The reason Nvidia doesn't use hybrid bonding technology like AMD is because they need mass production, and cost is one of their major concerns.

According to SemiAnalysis estimates, the memory capacity of these two B100 chips will be similar to or higher than AMD's MI300X, reaching 24GB of stacking.

The air-cooled version of the B100 can reach 6.4 Gbps, while the liquid-cooled version may be as high as 9.2 Gbps.

Additionally, Nvidia also showcased the GB200 and B40 in the roadmap.

Both the GB200 and GX200 use G, which is clearly a placeholder since Nvidia will launch a new CPU based on the Arm architecture. I won't be using Grace for long.

The B40 is likely only half of the B100, only a single N4P chip, and a maximum of 4 or 6 layers of HBM. Unlike the L40S, this makes a lot of sense for small models of reasoning.

“X100”: Fatal Hit

The most notable part of the revealed roadmap is Nvidia's “X100” schedule.

The interesting thing is that it fits perfectly with AMD's current MI400 schedule.

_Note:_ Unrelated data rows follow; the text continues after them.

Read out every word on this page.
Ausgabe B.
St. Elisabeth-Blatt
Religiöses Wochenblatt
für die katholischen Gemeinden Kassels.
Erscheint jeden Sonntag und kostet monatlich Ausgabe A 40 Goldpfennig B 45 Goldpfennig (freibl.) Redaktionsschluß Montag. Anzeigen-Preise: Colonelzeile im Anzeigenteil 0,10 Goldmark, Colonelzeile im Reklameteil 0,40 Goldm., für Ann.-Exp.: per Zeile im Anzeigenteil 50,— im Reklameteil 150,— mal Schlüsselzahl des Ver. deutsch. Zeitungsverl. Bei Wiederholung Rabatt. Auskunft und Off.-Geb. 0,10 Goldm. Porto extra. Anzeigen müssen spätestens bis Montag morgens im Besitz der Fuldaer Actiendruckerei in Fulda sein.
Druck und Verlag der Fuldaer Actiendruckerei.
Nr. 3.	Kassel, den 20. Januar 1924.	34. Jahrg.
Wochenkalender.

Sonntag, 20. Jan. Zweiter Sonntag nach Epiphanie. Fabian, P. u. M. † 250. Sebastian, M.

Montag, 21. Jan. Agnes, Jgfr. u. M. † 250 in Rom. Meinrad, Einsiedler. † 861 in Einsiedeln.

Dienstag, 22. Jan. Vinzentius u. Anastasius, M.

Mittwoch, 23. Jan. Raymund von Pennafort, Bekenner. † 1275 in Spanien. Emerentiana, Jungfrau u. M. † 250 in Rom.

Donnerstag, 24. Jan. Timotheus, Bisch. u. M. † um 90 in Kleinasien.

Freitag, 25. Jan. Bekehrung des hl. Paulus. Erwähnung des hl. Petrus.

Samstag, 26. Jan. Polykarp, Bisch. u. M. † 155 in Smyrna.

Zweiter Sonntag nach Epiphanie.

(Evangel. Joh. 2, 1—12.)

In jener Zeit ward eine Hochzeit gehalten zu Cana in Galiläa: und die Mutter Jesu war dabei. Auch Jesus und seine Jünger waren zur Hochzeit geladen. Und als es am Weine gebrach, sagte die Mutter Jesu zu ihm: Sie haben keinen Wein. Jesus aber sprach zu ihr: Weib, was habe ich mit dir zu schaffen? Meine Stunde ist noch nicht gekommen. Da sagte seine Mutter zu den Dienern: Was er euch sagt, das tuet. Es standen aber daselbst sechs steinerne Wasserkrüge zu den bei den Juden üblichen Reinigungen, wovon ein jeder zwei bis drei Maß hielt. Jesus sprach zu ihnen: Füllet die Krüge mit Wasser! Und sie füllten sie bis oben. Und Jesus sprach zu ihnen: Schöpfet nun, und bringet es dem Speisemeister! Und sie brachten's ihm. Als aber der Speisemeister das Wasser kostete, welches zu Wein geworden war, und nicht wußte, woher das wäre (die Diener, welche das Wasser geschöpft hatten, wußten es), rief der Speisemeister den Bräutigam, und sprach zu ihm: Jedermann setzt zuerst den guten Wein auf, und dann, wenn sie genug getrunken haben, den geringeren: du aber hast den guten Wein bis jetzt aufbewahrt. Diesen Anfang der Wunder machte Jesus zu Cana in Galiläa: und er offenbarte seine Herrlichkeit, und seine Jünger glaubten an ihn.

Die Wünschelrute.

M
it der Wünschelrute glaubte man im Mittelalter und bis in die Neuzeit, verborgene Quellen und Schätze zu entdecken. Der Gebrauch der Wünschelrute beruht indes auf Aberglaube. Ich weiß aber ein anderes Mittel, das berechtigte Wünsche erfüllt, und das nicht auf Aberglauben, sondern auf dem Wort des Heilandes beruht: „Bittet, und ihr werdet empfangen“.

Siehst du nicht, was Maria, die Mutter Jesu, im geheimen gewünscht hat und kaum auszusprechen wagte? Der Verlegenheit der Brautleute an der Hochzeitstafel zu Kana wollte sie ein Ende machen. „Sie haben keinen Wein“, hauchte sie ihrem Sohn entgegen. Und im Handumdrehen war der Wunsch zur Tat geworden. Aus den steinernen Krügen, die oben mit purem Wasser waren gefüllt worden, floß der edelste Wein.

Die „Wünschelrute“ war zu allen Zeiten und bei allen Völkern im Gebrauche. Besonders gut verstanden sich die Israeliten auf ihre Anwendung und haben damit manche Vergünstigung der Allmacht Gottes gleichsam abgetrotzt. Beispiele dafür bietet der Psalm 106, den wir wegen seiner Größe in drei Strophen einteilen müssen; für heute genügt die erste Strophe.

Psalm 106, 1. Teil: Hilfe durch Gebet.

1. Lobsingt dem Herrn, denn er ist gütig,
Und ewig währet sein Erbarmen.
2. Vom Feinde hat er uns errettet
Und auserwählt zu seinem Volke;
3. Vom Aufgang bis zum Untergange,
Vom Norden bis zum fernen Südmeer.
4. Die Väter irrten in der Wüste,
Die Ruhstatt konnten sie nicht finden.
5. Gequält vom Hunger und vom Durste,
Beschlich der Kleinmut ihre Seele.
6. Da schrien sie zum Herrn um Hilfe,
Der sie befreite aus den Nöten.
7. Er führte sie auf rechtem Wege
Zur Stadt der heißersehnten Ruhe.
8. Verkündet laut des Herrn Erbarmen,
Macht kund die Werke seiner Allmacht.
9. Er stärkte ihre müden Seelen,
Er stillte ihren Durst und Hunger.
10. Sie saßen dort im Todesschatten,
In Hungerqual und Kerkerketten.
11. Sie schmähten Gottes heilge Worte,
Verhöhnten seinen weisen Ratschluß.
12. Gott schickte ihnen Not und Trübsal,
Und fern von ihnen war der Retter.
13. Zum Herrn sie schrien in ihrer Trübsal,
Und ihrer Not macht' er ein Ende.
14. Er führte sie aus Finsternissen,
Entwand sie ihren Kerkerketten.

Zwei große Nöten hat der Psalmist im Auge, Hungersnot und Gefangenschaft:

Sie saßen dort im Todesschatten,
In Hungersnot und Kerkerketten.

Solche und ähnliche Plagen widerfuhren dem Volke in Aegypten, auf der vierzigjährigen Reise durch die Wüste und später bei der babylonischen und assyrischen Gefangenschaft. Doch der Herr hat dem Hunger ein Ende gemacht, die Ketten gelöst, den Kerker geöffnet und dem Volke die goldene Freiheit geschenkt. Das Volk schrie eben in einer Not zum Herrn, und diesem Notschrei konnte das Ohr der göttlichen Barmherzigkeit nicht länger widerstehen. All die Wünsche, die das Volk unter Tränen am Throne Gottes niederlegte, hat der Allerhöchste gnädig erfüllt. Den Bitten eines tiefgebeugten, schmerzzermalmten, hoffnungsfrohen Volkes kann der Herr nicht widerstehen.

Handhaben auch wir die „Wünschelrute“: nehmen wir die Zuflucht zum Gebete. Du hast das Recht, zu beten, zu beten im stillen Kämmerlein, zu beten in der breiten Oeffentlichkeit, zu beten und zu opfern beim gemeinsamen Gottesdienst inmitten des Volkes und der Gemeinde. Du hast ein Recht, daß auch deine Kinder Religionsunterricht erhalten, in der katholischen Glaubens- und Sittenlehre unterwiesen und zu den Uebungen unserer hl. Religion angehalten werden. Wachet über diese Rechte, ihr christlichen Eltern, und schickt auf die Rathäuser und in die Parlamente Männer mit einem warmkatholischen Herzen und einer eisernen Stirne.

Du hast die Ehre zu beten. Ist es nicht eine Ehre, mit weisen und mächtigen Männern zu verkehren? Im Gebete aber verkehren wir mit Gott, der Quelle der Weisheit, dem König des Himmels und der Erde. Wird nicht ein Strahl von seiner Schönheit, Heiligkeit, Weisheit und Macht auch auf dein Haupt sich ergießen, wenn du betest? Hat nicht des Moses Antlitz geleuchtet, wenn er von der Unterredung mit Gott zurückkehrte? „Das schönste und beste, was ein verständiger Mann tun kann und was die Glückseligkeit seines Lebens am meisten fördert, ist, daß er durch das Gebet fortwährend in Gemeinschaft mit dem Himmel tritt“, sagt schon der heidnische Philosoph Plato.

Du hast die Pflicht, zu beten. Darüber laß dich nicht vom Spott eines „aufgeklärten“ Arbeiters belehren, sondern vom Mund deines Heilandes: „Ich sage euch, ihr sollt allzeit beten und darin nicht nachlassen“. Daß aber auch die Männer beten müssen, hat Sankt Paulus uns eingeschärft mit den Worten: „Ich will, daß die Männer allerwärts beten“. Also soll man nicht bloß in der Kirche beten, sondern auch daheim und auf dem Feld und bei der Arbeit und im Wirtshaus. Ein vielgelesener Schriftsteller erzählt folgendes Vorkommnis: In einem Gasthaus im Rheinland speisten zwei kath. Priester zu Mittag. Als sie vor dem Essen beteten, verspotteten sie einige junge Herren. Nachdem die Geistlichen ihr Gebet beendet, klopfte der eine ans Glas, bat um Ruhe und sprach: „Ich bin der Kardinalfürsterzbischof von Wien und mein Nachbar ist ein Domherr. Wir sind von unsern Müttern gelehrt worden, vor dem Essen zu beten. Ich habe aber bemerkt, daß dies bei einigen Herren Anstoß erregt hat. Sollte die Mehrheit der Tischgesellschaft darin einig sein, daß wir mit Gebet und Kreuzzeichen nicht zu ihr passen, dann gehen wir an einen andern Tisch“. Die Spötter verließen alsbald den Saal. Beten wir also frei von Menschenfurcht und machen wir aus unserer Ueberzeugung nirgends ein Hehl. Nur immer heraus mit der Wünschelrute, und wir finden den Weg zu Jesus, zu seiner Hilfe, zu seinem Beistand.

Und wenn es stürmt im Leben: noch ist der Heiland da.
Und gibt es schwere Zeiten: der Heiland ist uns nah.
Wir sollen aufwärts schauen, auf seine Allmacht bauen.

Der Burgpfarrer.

Just one year after the launch of the H100, AMD released the MI300X strategy.

AMD's packaging for the MI300X is impressive. They've put in a lot more computation and memory, hoping to surpass the H100 a year ago and thus surpass Nvidia in terms of pure hardware.

big

Nvidia also discovered that the pace at which they release new GPUs every two years gives competitors a great chance to seize the market.

Nvidia, which is under pressure, is speeding up the product cycle to once a year without giving rivals any chance. For example, they plan to launch the “X100” in 2025, just one year after the B100.

Of course, the “X100” is currently not mass-produced (unlike the B100), so everything is still up in the air.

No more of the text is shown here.